Unmet Needs for Treating Myelofibrosis Beyond Symptoms

Raajit Rampal, MD, PhD, hematologic oncologist at Memorial Sloan Kettering Cancer Center, discusses unmet needs for therapies to treat patients with myelofibrosis.

Janus kinase (JAK) inhibitors are used to treat myelofibrosis symptoms, and new agents are in clinical trials to improve the efficacy of therapy. Rampal says that while these drugs are effective at reducing splenomegaly and controlling other symptoms of myelofibrosis, there is no clear disease-modifying therapy that does more to address the underlying cause of these symptoms. Therefore, a major unmet need is a disease-modifying intervention that will improve patients’ survival outcomes.

Other needs include drugs that can treat anemia and agents that produce a greater response since current agents have approximately 30% response rate in reducing spleen size and total symptom score. Patients with low platelet counts need better therapies since they have a poor prognosis, and some JAK inhibitors cannot be used to treat them.

Finally, patients with progressive myelofibrosis in the accelerated or blast phase have very few options and their expected overall survival is extremely short, meaning there is an urgent need for any more effective treatment for these patients.

TRANSCRIPTION:

0:08 | We don’t have, at this point, what I would call a disease-modifying therapy.
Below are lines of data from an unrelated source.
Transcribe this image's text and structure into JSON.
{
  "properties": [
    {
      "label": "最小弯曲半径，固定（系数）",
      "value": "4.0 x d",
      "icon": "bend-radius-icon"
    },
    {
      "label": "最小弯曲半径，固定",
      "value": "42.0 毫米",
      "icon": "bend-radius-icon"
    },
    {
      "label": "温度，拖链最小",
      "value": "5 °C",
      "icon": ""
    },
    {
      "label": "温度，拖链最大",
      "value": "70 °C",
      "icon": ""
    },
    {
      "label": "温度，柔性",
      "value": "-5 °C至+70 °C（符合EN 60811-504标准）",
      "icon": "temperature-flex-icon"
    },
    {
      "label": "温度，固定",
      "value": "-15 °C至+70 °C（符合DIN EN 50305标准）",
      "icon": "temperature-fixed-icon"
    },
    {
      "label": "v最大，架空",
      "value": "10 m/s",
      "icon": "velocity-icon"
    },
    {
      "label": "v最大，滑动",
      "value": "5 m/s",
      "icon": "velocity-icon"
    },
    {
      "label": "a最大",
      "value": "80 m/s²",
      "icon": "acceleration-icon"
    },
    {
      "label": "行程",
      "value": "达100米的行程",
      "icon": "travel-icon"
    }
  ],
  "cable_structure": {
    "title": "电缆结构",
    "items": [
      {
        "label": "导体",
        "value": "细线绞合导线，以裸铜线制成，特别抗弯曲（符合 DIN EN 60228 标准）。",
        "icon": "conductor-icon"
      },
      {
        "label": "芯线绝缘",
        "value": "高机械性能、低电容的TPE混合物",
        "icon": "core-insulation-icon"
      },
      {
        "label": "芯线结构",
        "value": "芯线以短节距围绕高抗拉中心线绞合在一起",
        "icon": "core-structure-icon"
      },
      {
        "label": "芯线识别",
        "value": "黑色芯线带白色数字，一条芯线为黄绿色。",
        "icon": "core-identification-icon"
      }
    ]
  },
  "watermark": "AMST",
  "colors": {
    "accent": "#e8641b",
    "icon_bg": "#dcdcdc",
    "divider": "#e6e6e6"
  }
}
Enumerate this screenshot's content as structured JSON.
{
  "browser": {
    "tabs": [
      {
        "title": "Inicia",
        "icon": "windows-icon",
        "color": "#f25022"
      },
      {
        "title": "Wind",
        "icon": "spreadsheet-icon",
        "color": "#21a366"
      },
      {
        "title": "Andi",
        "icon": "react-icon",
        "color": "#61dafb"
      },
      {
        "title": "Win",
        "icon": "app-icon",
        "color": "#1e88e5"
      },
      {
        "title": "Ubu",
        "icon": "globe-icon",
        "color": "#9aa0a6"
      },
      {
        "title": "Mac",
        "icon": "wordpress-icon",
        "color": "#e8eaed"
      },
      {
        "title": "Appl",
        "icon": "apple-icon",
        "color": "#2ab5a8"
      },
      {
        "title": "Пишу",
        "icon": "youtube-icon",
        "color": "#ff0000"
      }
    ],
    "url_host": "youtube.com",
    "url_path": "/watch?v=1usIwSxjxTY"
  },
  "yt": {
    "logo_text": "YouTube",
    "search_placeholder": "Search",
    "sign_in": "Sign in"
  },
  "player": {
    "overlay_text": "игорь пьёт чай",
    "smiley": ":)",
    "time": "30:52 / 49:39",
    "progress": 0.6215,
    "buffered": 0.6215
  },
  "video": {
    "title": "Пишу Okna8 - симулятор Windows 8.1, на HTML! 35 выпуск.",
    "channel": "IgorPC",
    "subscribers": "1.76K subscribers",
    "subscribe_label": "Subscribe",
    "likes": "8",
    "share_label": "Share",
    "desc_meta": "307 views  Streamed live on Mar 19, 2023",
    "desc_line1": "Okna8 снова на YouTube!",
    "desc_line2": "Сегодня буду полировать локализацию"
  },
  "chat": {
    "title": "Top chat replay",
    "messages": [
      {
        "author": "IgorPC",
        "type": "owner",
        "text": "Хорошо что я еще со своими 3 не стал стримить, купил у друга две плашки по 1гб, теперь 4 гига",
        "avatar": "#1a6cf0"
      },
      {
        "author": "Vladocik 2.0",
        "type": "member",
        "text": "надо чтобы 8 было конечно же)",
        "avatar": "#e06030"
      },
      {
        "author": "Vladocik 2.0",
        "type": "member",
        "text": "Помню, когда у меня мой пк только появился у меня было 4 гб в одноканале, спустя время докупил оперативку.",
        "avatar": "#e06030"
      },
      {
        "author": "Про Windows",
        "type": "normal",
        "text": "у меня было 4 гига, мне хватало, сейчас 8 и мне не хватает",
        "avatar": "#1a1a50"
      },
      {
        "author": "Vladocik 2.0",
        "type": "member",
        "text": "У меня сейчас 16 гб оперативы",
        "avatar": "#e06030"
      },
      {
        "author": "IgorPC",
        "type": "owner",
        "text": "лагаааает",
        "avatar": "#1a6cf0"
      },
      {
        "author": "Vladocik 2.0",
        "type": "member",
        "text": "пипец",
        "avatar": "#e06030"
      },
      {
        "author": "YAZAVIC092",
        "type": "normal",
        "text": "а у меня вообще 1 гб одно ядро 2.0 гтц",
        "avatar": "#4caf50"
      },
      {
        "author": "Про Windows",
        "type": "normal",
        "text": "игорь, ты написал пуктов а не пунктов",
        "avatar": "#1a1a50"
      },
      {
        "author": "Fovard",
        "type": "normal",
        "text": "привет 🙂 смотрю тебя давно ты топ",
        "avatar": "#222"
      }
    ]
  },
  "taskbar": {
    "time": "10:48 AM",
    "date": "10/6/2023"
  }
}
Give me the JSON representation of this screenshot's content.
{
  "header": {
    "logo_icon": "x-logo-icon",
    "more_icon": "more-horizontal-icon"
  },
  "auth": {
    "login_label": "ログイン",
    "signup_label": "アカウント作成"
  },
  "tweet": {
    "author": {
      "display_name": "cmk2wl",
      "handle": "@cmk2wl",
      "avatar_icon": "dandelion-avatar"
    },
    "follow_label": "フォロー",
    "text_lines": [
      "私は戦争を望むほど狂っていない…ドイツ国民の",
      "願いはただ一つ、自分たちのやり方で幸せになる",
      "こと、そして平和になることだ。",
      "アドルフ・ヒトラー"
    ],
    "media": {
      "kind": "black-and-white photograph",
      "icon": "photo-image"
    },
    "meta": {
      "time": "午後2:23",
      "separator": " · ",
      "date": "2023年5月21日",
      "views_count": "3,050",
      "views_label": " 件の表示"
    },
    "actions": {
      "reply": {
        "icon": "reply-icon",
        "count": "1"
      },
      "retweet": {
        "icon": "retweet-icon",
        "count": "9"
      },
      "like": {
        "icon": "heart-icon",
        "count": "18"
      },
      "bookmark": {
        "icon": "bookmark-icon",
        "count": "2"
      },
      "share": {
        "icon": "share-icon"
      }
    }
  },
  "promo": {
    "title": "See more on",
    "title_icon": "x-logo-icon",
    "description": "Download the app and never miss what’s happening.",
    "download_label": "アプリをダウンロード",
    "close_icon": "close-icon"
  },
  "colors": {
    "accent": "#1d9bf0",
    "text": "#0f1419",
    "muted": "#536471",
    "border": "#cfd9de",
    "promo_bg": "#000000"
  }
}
All of the drugs that we have are good at controlling symptoms, shrinking spleen, and all of those things are important, but none of them I would at this point characterize as a disease-modifying intervention. Will any of the new drugs fulfill that? I don't know, [and] I think that remains to be seen. We need to see data to support that idea, [and] I think that's the biggest need.

We still need better drugs for anemia. Most of the drugs we have only have about a 30% or so response rate. For patients with low platelets, they have an especially poor prognosis, and we need to have better interventions for them. For people who have progressive disease, accelerated or blast phase disease, we have very few options for those patients. To me, that's a completely unmet need.